Cantwell: An Open Letter to President Obama
- May. 14, 2012
- 297 Comments
I, like millions of other Americans, am ecstatic about your formal announcement affirming your belief that same sex couples should be able to get married. Especially in response to North Carolina’s ban defining marriage as between a man and a woman, a strong executive support of part of the LGBT community is a positive step in the right direction for American political discourse.
But, Mr. Obama, I want to emphasize that this is not enough. While this reflects a significant shift in the political discourse of our nation, gay marriage is incredibly minuscule compared with many of the challenging issues currently facing the LGBT community.

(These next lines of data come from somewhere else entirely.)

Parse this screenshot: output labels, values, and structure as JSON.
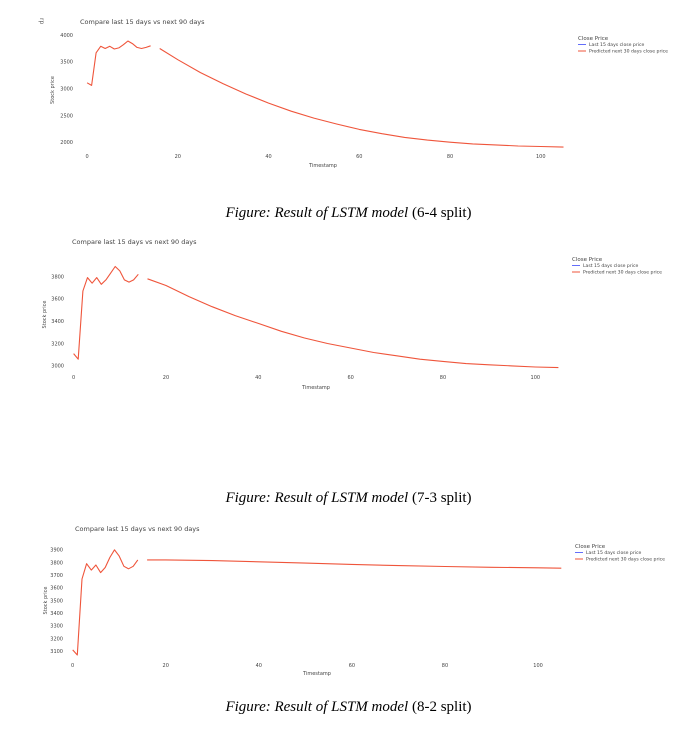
{
  "corner_mark": "rp",
  "chart_data": [
    {
      "type": "line",
      "title": "Compare last 15 days vs next 90 days",
      "xlabel": "Timestamp",
      "ylabel": "Stock price",
      "xlim": [
        -2,
        106
      ],
      "ylim": [
        1930,
        4020
      ],
      "xticks": [
        0,
        20,
        40,
        60,
        80,
        100
      ],
      "yticks": [
        2000,
        2500,
        3000,
        3500,
        4000
      ],
      "grid": false,
      "legend_title": "Close Price",
      "legend_position": "top-right",
      "series": [
        {
          "name": "Last 15 days close price",
          "color": "#636efa",
          "x": [],
          "y": []
        },
        {
          "name": "Predicted next 30 days close price",
          "color": "#ef553b",
          "x": [
            0,
            1,
            2,
            3,
            4,
            5,
            6,
            7,
            8,
            9,
            10,
            11,
            12,
            13,
            14,
            15
          ],
          "y": [
            3110,
            3060,
            3670,
            3790,
            3750,
            3790,
            3740,
            3760,
            3820,
            3890,
            3840,
            3770,
            3750,
            3770,
            3800,
            null
          ]
        },
        {
          "name": "",
          "color": "#ef553b",
          "x": [
            16,
            20,
            25,
            30,
            35,
            40,
            45,
            50,
            55,
            60,
            65,
            70,
            75,
            80,
            85,
            90,
            95,
            100,
            105
          ],
          "y": [
            3750,
            3540,
            3300,
            3090,
            2900,
            2730,
            2580,
            2450,
            2340,
            2240,
            2160,
            2090,
            2040,
            2000,
            1970,
            1950,
            1930,
            1920,
            1910
          ]
        }
      ]
    },
    {
      "type": "line",
      "title": "Compare last 15 days vs next 90 days",
      "xlabel": "Timestamp",
      "ylabel": "Stock price",
      "xlim": [
        -1,
        106
      ],
      "ylim": [
        2990,
        3930
      ],
      "xticks": [
        0,
        20,
        40,
        60,
        80,
        100
      ],
      "yticks": [
        3000,
        3200,
        3400,
        3600,
        3800
      ],
      "grid": false,
      "legend_title": "Close Price",
      "legend_position": "top-right",
      "series": [
        {
          "name": "Last 15 days close price",
          "color": "#636efa",
          "x": [],
          "y": []
        },
        {
          "name": "Predicted next 30 days close price",
          "color": "#ef553b",
          "x": [
            0,
            1,
            2,
            3,
            4,
            5,
            6,
            7,
            8,
            9,
            10,
            11,
            12,
            13,
            14
          ],
          "y": [
            3110,
            3060,
            3670,
            3790,
            3740,
            3790,
            3730,
            3770,
            3830,
            3890,
            3850,
            3770,
            3750,
            3770,
            3820
          ]
        },
        {
          "name": "",
          "color": "#ef553b",
          "x": [
            16,
            20,
            25,
            30,
            35,
            40,
            45,
            50,
            55,
            60,
            65,
            70,
            75,
            80,
            85,
            90,
            95,
            100,
            105
          ],
          "y": [
            3780,
            3720,
            3620,
            3530,
            3450,
            3380,
            3310,
            3250,
            3200,
            3160,
            3120,
            3090,
            3060,
            3040,
            3020,
            3010,
            3000,
            2990,
            2985
          ]
        }
      ]
    },
    {
      "type": "line",
      "title": "Compare last 15 days vs next 90 days",
      "xlabel": "Timestamp",
      "ylabel": "Stock price",
      "xlim": [
        -1,
        106
      ],
      "ylim": [
        3070,
        3930
      ],
      "xticks": [
        0,
        20,
        40,
        60,
        80,
        100
      ],
      "yticks": [
        3100,
        3200,
        3300,
        3400,
        3500,
        3600,
        3700,
        3800,
        3900
      ],
      "grid": false,
      "legend_title": "Close Price",
      "legend_position": "top-right",
      "series": [
        {
          "name": "Last 15 days close price",
          "color": "#636efa",
          "x": [],
          "y": []
        },
        {
          "name": "Predicted next 30 days close price",
          "color": "#ef553b",
          "x": [
            0,
            1,
            2,
            3,
            4,
            5,
            6,
            7,
            8,
            9,
            10,
            11,
            12,
            13,
            14
          ],
          "y": [
            3110,
            3070,
            3670,
            3790,
            3740,
            3780,
            3720,
            3760,
            3840,
            3900,
            3850,
            3770,
            3750,
            3770,
            3820
          ]
        },
        {
          "name": "",
          "color": "#ef553b",
          "x": [
            16,
            20,
            30,
            40,
            50,
            60,
            70,
            80,
            90,
            100,
            105
          ],
          "y": [
            3820,
            3820,
            3815,
            3805,
            3795,
            3785,
            3775,
            3768,
            3762,
            3758,
            3755
          ]
        }
      ]
    }
  ],
  "captions": [
    {
      "italic": "Figure: Result of LSTM model",
      "plain": " (6-4 split)"
    },
    {
      "italic": "Figure: Result of LSTM model",
      "plain": " (7-3 split)"
    },
    {
      "italic": "Figure: Result of LSTM model",
      "plain": " (8-2 split)"
    }
  ]
}
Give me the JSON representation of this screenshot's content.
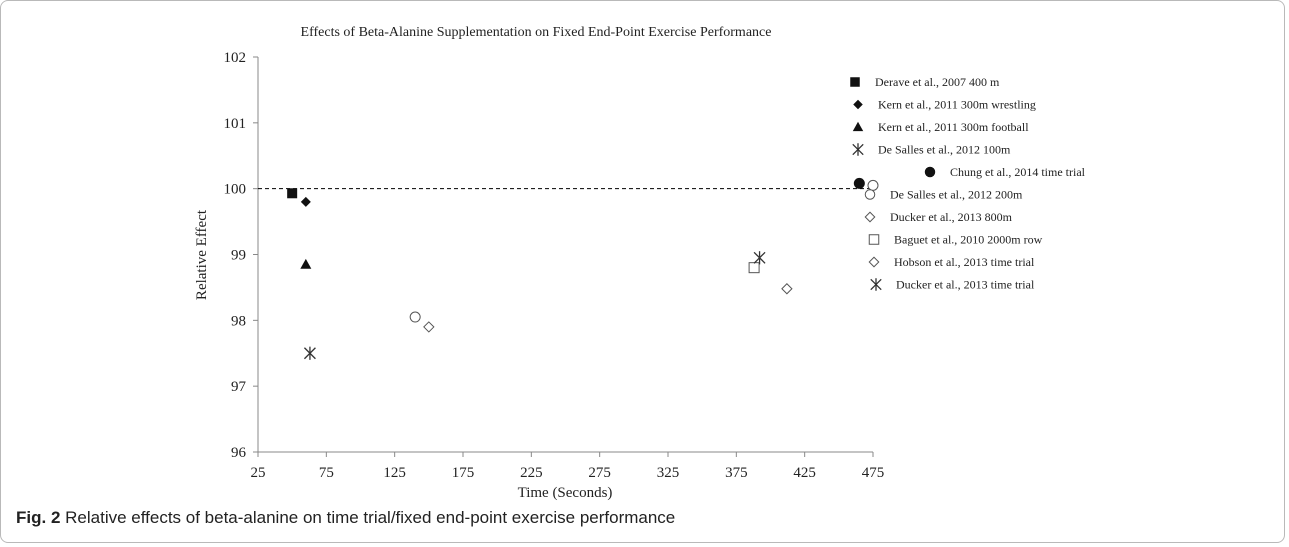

What are these challenges, you ask? Let me remind you. According to the Center for American Progress, between 320,000 and 400,000 gay and transgender youth are homeless due to their sexual and/or gender identity. Between 2008 and 2010, 539 individuals were reportedly murdered for being transgendered. Nearly 37 percent of LGBT youth have reported attempting suicide, with 58 percent of youth reporting having suicidal thoughts.
And yet, these issues represent only the beginning of the vast social inequalities of this nation. Declaring that you think same sex couples should be able to get married is great, but it does nothing to alleviate these issues.
As a moderate, socially aware, Midwestern woman, I am scared for the future of this country. Everywhere I turn, I seem to encounter new measures that limit the rights and freedoms of women and the LGBT community. I understand that you are a politician. I understand that you have campaign investors from an entirely different generation of this country. But I beg you, President Obama, please make an attempt to at least acknowledge these issues on a level above the relative triviality of marriage.
I believe in the power of grassroots movements — in fact, I think this is a major reason why you have even publically acknowledged that women should have control over their bodies and that marriage equality should exist. But history has repeatedly shown that in the instance of individual rights, government support and action is a necessary evil.
I’m not asking for sweeping reforms. I’m not even asking for any legislative initiatives. I’m simply asking for rhetorical support and acknowledgment by this administration on a level beyond what is politically advantageous or convenient for you.
Yes, I will certainly still vote for you this fall. Yes, I will continue to support a number of your policies. But when your campaign faces little risk of a loss (spoiler alert, GOP fans), you can afford to live up to your 2008 slogan of “Change We Can Believe In.”
President Obama, I believe in you. I WANT to believe in you. Please, don’t let my generation — and me — down.